US Open:Die Beste der Welt

Angelique Kerber

Angelique Kerber küsst den Pokal nach ihrem Sieg bei den US Open.

(Foto: AP)

Angelique Kerber gewinnt die US Open. In einem dramatischen Finale siegt die Deutsche in drei Sätzen gegen Karolina Pliskova und krönt eine triumphale Saison mit ihrem zweiten Grand-Slam-Titel.
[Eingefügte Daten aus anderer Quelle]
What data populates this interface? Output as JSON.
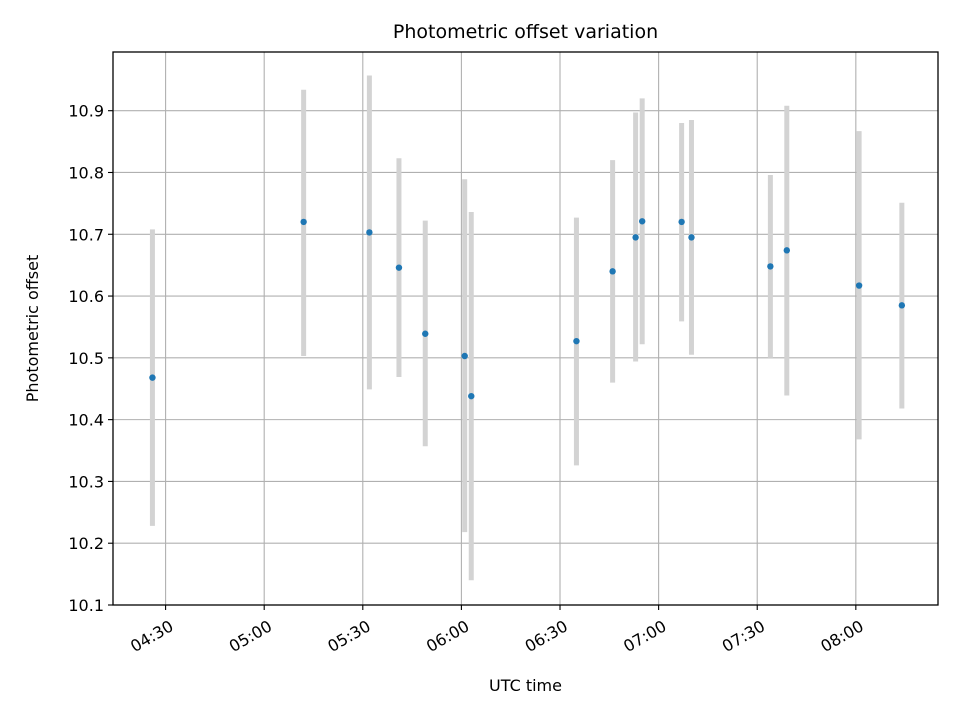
{
  "chart_data": {
    "type": "scatter",
    "title": "Photometric offset variation",
    "xlabel": "UTC time",
    "ylabel": "Photometric offset",
    "x_ticks": [
      "04:30",
      "05:00",
      "05:30",
      "06:00",
      "06:30",
      "07:00",
      "07:30",
      "08:00"
    ],
    "y_ticks": [
      "10.1",
      "10.2",
      "10.3",
      "10.4",
      "10.5",
      "10.6",
      "10.7",
      "10.8",
      "10.9"
    ],
    "xlim": [
      "04:14",
      "08:25"
    ],
    "ylim": [
      10.1,
      10.995
    ],
    "grid": true,
    "point_color": "#1f77b4",
    "errorbar_color": "#d3d3d3",
    "points": [
      {
        "time": "04:26",
        "y": 10.468,
        "ylow": 10.228,
        "yhigh": 10.708
      },
      {
        "time": "05:12",
        "y": 10.72,
        "ylow": 10.503,
        "yhigh": 10.934
      },
      {
        "time": "05:32",
        "y": 10.703,
        "ylow": 10.449,
        "yhigh": 10.957
      },
      {
        "time": "05:41",
        "y": 10.646,
        "ylow": 10.469,
        "yhigh": 10.823
      },
      {
        "time": "05:49",
        "y": 10.539,
        "ylow": 10.357,
        "yhigh": 10.722
      },
      {
        "time": "06:01",
        "y": 10.503,
        "ylow": 10.218,
        "yhigh": 10.789
      },
      {
        "time": "06:03",
        "y": 10.438,
        "ylow": 10.14,
        "yhigh": 10.736
      },
      {
        "time": "06:35",
        "y": 10.527,
        "ylow": 10.326,
        "yhigh": 10.727
      },
      {
        "time": "06:46",
        "y": 10.64,
        "ylow": 10.46,
        "yhigh": 10.82
      },
      {
        "time": "06:53",
        "y": 10.695,
        "ylow": 10.494,
        "yhigh": 10.897
      },
      {
        "time": "06:55",
        "y": 10.721,
        "ylow": 10.522,
        "yhigh": 10.92
      },
      {
        "time": "07:07",
        "y": 10.72,
        "ylow": 10.559,
        "yhigh": 10.88
      },
      {
        "time": "07:10",
        "y": 10.695,
        "ylow": 10.505,
        "yhigh": 10.885
      },
      {
        "time": "07:34",
        "y": 10.648,
        "ylow": 10.5,
        "yhigh": 10.796
      },
      {
        "time": "07:39",
        "y": 10.674,
        "ylow": 10.439,
        "yhigh": 10.908
      },
      {
        "time": "08:01",
        "y": 10.617,
        "ylow": 10.368,
        "yhigh": 10.867
      },
      {
        "time": "08:14",
        "y": 10.585,
        "ylow": 10.418,
        "yhigh": 10.751
      }
    ]
  }
}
Von Jürgen Schmieder, New York

Drei Stunden vor dem Finale zwischen Angelique Kerber und Karolina Pliskova, da lief Beata Kerber über die Anlage in Flushing Meadows. "Oooooch, jetzt bin ich noch nicht aufgeregt", sagte die Mutter von Angelique: "Das fühlt sich wie ein ganz normaler Tag an." Sie stieg hinauf auf die Tribüne von Trainingsplatz eins, wo sich ihre Tochter aufwärmte. In Melbourne, als Angelique die Australian Open gewonnen hatte, da war sie nicht dabei gewesen, in Wimbledon kam sie zum Endspiel eingeflogen: "Jetzt war ich die ganze Zeit über hier, da gewöhnt man sich an den Ablauf."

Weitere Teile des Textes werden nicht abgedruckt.